Only John Dove could fit not one, but three main topics in a presentation timed at six minutes and 40 seconds (at the Charleston Conference, 2013). I’ll just look at one of those topics, learning about the profession of publishing. John glowingly refers to a book called The Literature of the Book:

First, is a little book that I came across at the S.H.A.R.P. conference in Oxford Brookes University. The “Literature of the Book” is published by the journal, Logos. It is a perfect learner’s guide to what I call the “metabooks,” or books about books. It has an annotated bibliography of the classics in each of about 20 disciplines that are represented in this conference.

This book has been my study guide for the past few years on subjects like the business of publishing, reference, licensing, e-books, libraries, and librarianship, and it has a table called the “Matrix of the Book” which lists the core disciplines that are needed in each of our professions.

That’s quite an endorsement! I couldn’t help getting hold of a copy. Is it the classic learner’s guide? After all, as John Dove says, “we must master these skills; reading the classics of our disciplines prepares us to look out for trends and game changers.”

Well, of course, it is out of date. It was published in 2003 – not that the book itself gives you anything as useful as a date of publication. This is the first shock of the book, that it doesn’t follow the rules of publishing. To omit the date of publication is unforgiveable. There is no index, so for all I know many books may have been recommended more than once. If the work were available in digital form, I could at least search for author names to answer that question! The bibliographic references do not follow the same style throughout

The matrix of publishing (shown above) shows a very rosy picture of publishing, and reveals another key point about this book: it is by optimistic insiders (“who we are”, “what we do”). The term “competition” probably doesn’t appear anywhere in the text. Call me a curmudgeon if you wish, but my experience of publishing is all about getting people to buy your book when they could buy 25 other titles. Quite possibly those other titles are better, but you didn’t publish them. Does this principle appear on the matrix of publishing? No, it doesn’t. Publishers, according to the chart, are responsible for “catalysis (whatever that means), decision, coordination and publication”. If you read this book uncritically, you will feel that publishing is one big happy family where we all more or less agree. The book lists read as if a result of, as the two compilers state, “examining our personal collections of several hundred books each.”

What the compilers mean by publishing is by no means all of publishing. The vast forces of academic and professional publishing are almost entirely ignored in this survey. By “publishing”, they largely mean publishing fiction and non-fiction for general readers, although there are some references to other types of publishing.

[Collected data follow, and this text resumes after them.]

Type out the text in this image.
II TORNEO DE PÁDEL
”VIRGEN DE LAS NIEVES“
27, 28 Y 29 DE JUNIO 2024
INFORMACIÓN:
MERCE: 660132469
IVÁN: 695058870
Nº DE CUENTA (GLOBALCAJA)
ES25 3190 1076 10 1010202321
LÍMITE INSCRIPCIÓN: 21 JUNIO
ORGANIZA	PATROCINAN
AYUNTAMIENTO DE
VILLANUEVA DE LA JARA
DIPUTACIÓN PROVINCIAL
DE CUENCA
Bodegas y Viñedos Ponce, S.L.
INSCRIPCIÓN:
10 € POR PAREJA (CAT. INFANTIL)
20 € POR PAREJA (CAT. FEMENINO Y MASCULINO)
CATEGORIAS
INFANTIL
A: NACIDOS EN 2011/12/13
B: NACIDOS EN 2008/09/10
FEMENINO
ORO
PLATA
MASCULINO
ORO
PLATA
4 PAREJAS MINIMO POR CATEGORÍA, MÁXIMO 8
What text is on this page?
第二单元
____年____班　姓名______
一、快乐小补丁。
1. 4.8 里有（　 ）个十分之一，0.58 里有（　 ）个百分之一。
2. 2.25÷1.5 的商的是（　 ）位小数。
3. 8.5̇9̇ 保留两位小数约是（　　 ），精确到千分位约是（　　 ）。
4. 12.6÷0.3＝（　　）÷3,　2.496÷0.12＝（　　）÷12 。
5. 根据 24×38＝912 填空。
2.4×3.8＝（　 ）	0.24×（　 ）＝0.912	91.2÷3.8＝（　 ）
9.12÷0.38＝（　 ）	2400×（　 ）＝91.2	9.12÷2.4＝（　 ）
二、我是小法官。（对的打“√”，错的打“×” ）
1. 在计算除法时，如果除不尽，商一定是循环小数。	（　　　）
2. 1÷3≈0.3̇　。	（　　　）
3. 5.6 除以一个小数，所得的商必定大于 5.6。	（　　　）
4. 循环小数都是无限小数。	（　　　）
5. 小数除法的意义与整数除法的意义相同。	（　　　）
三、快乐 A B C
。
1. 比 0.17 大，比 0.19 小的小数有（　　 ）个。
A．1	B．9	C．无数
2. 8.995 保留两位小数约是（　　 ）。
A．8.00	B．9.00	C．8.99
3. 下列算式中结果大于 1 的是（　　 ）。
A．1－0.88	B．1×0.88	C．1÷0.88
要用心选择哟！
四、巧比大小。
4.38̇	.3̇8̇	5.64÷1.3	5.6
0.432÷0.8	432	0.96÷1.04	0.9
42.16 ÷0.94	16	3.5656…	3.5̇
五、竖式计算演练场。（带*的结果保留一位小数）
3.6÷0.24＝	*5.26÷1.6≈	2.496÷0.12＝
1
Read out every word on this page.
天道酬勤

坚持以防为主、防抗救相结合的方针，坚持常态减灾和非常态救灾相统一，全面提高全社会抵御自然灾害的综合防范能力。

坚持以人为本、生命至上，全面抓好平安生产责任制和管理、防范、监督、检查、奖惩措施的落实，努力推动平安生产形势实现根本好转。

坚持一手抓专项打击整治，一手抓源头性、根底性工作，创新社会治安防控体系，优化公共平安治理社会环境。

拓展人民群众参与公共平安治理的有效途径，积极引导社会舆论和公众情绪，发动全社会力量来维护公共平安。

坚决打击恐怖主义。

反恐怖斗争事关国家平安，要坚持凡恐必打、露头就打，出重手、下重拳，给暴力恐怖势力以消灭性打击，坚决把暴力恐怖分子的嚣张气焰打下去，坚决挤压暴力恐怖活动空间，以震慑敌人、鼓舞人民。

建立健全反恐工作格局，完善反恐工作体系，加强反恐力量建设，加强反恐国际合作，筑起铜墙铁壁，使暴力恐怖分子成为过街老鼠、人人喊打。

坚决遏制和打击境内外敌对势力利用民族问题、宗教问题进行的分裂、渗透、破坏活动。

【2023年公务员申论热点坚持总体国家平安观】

I cannot complain too much about a compilation published in 2003 not being so aware of digital publishing, but I did not expect the tone of contempt by Michael Gorman in his paragraph on “The Digital Library”: 

Fantasists, “information scientists”, and other technophiles who believe that, for the first time in human history, one means of communication will obliterate all others are convinced that real libraries … will in the near future, yield to networks of electronic databases containing all needed recorded knowledge and information. I do not share this strange belief. 

Mr Gorman’s rhetorical trick here is to bracket a group, the “technophiles” and then assign to them a belief that they certainly do not share en masse: that one means of communication will replace physical libraries. But by making the claim, he can now refute it as foolish, and we are inclined to agree. I can’t help thinking of the university librarians now starting to remove the print back copies of academic journals as they are incomplete, and far less convenient to access than the digital versions. Much to Mr Gorman’s horror, no doubt. But that’s not the kind of publishing this book is about. 

There is even a section on book collecting, as if the numbers of books you own is somehow meaningful. While book collecting is of interest to some of the contributors, I think it has a questionable relevance to publishing. 

Is there a list of classic books about publishing? I’d like to think there could be. I’ll ponder this one and come back to it in a future post.  But I would think carefully before recommending titles from this compilation.